2つの高気圧で前線停滞 西日本大雨に注意、東日本は週明けまで晴天続く

 福岡、大分両県で5日に発生した記録的な大雨は、日本海側と太平洋側の2つの高気圧に挟まれて停滞した梅雨前線に、暖かく湿った風が吹き込んだことで発生した。

 7日朝には日本海側の高気圧が弱まり、前線がやや北上。関東以東では週明けまで晴れ間が続くが、前線のかかる西日本では大雨に警戒が必要だ。

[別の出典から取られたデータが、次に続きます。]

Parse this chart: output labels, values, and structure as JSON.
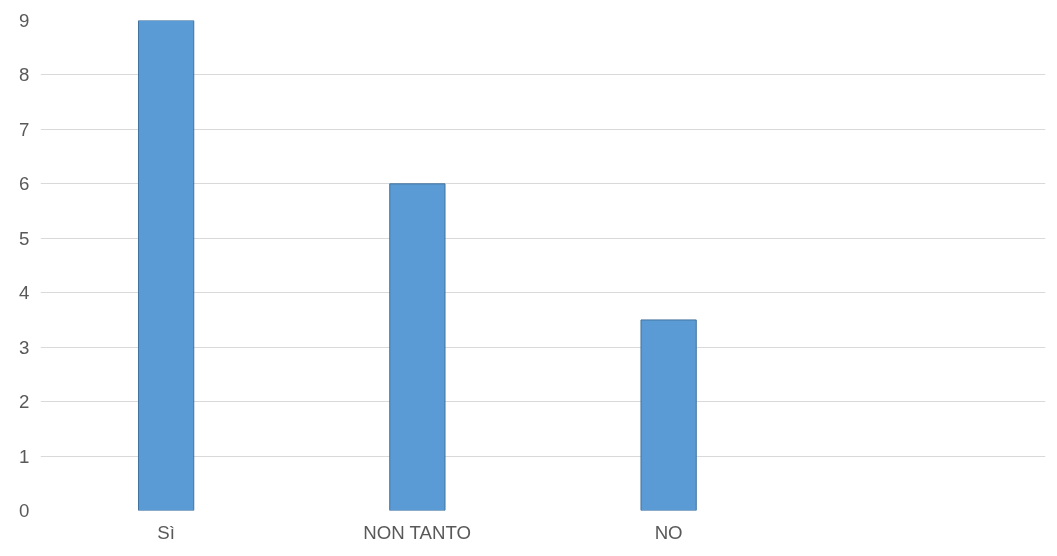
{
  "chart_data": {
    "type": "bar",
    "categories": [
      "Sì",
      "NON TANTO",
      "NO",
      null
    ],
    "values": [
      9,
      6,
      3.5,
      null
    ],
    "color": "#5b9bd5",
    "ylim": [
      0,
      9
    ],
    "yticks": [
      0,
      1,
      2,
      3,
      4,
      5,
      6,
      7,
      8,
      9
    ],
    "grid": "y"
  }
}
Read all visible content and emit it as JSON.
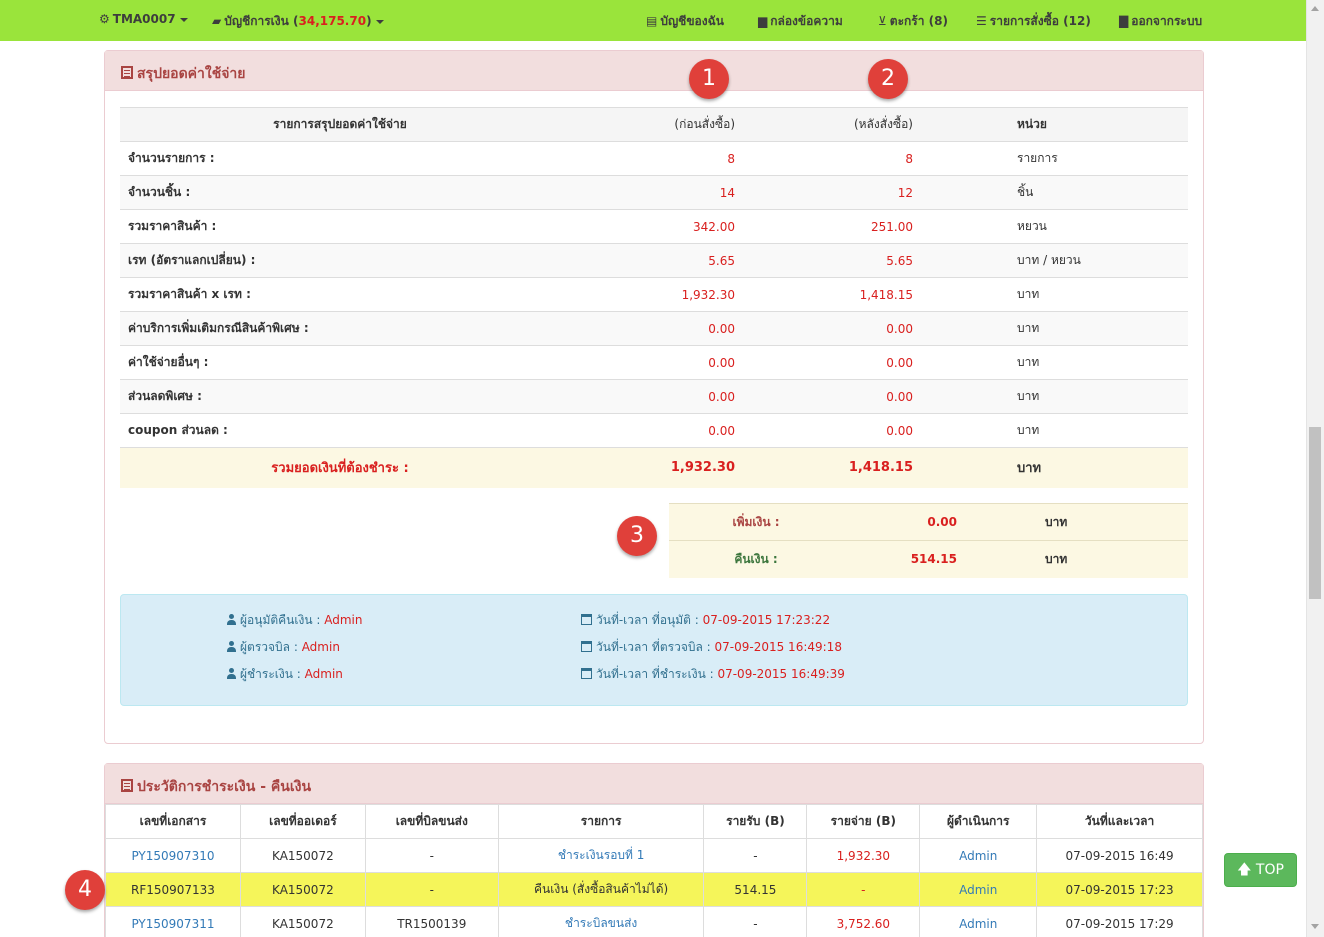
{
  "nav": {
    "user": "TMA0007",
    "account_label": "บัญชีการเงิน (",
    "account_balance": "34,175.70",
    "account_close": ")",
    "my_account": "บัญชีของฉัน",
    "messages": "กล่องข้อความ",
    "cart": "ตะกร้า (8)",
    "orders": "รายการสั่งซื้อ (12)",
    "logout": "ออกจากระบบ"
  },
  "summary": {
    "title": "สรุปยอดค่าใช้จ่าย",
    "headers": [
      "รายการสรุปยอดค่าใช้จ่าย",
      "(ก่อนสั่งซื้อ)",
      "(หลังสั่งซื้อ)",
      "หน่วย"
    ],
    "rows": [
      {
        "label": "จำนวนรายการ :",
        "before": "8",
        "after": "8",
        "unit": "รายการ"
      },
      {
        "label": "จำนวนชิ้น :",
        "before": "14",
        "after": "12",
        "unit": "ชิ้น"
      },
      {
        "label": "รวมราคาสินค้า :",
        "before": "342.00",
        "after": "251.00",
        "unit": "หยวน"
      },
      {
        "label": "เรท (อัตราแลกเปลี่ยน) :",
        "before": "5.65",
        "after": "5.65",
        "unit": "บาท / หยวน"
      },
      {
        "label": "รวมราคาสินค้า x เรท :",
        "before": "1,932.30",
        "after": "1,418.15",
        "unit": "บาท"
      },
      {
        "label": "ค่าบริการเพิ่มเติมกรณีสินค้าพิเศษ :",
        "before": "0.00",
        "after": "0.00",
        "unit": "บาท"
      },
      {
        "label": "ค่าใช้จ่ายอื่นๆ :",
        "before": "0.00",
        "after": "0.00",
        "unit": "บาท"
      },
      {
        "label": "ส่วนลดพิเศษ :",
        "before": "0.00",
        "after": "0.00",
        "unit": "บาท"
      },
      {
        "label": "coupon ส่วนลด :",
        "before": "0.00",
        "after": "0.00",
        "unit": "บาท"
      }
    ],
    "total": {
      "label": "รวมยอดเงินที่ต้องชำระ :",
      "before": "1,932.30",
      "after": "1,418.15",
      "unit": "บาท"
    }
  },
  "adjust": {
    "add_label": "เพิ่มเงิน :",
    "add_value": "0.00",
    "add_unit": "บาท",
    "refund_label": "คืนเงิน :",
    "refund_value": "514.15",
    "refund_unit": "บาท"
  },
  "approval": {
    "approver_label": "ผู้อนุมัติคืนเงิน : ",
    "approver": "Admin",
    "checker_label": "ผู้ตรวจบิล : ",
    "checker": "Admin",
    "payer_label": "ผู้ชำระเงิน : ",
    "payer": "Admin",
    "approved_label": "วันที่-เวลา ที่อนุมัติ : ",
    "approved_at": "07-09-2015 17:23:22",
    "checked_label": "วันที่-เวลา ที่ตรวจบิล : ",
    "checked_at": "07-09-2015 16:49:18",
    "paid_label": "วันที่-เวลา ที่ชำระเงิน : ",
    "paid_at": "07-09-2015 16:49:39"
  },
  "history": {
    "title": "ประวัติการชำระเงิน - คืนเงิน",
    "headers": [
      "เลขที่เอกสาร",
      "เลขที่ออเดอร์",
      "เลขที่บิลขนส่ง",
      "รายการ",
      "รายรับ (B)",
      "รายจ่าย (B)",
      "ผู้ดำเนินการ",
      "วันที่และเวลา"
    ],
    "rows": [
      {
        "doc": "PY150907310",
        "order": "KA150072",
        "bill": "-",
        "item": "ชำระเงินรอบที่ 1",
        "income": "-",
        "expense": "1,932.30",
        "operator": "Admin",
        "datetime": "07-09-2015 16:49"
      },
      {
        "doc": "RF150907133",
        "order": "KA150072",
        "bill": "-",
        "item": "คืนเงิน (สั่งซื้อสินค้าไม่ได้)",
        "income": "514.15",
        "expense": "-",
        "operator": "Admin",
        "datetime": "07-09-2015 17:23"
      },
      {
        "doc": "PY150907311",
        "order": "KA150072",
        "bill": "TR1500139",
        "item": "ชำระบิลขนส่ง",
        "income": "-",
        "expense": "3,752.60",
        "operator": "Admin",
        "datetime": "07-09-2015 17:29"
      }
    ]
  },
  "markers": [
    "1",
    "2",
    "3",
    "4"
  ],
  "top_button": "TOP"
}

 気象庁によると、列島周辺は5日、勢力を増した日本海側の高気圧により前線が南下。九州北部付近で、同様に勢力を増した太平洋高気圧との間に挟まれて停滞した。そこへ暖かく湿った風が太平洋高気圧の縁を回って流れ込み、前線とぶつかることで積乱雲が列のように連なる「線状降水帯」が形成され、大雨となった。

 さらに、東シナ海の海面水温が7月から平年より1、2度高い状態になったため大気中の水蒸気量が増え、積乱雲の発達が促された可能性があるという。

 2つの高気圧は勢力が拮抗(きっこう)したまま前線は停滞。九州北部では6日も雨が続いたが、7日朝に日本海側の高気圧が弱まり東側へ移動したことで、前線は近畿付近まで北上している。

 気象庁の予報では、前線はしばらく停滞し、今後も暖かく湿った風は流れ込み続ける。

 西日本では大雨が降る恐れがある一方、関東より東は高気圧に覆われ、東京は最高気温30度以上の真夏日が続きそうだ。

 同庁の松本積主任予報官は「暖かく湿った風に上昇気流が組み合わさると積乱雲が発達する。前線に近い地域では大雨に注意が必要」としている。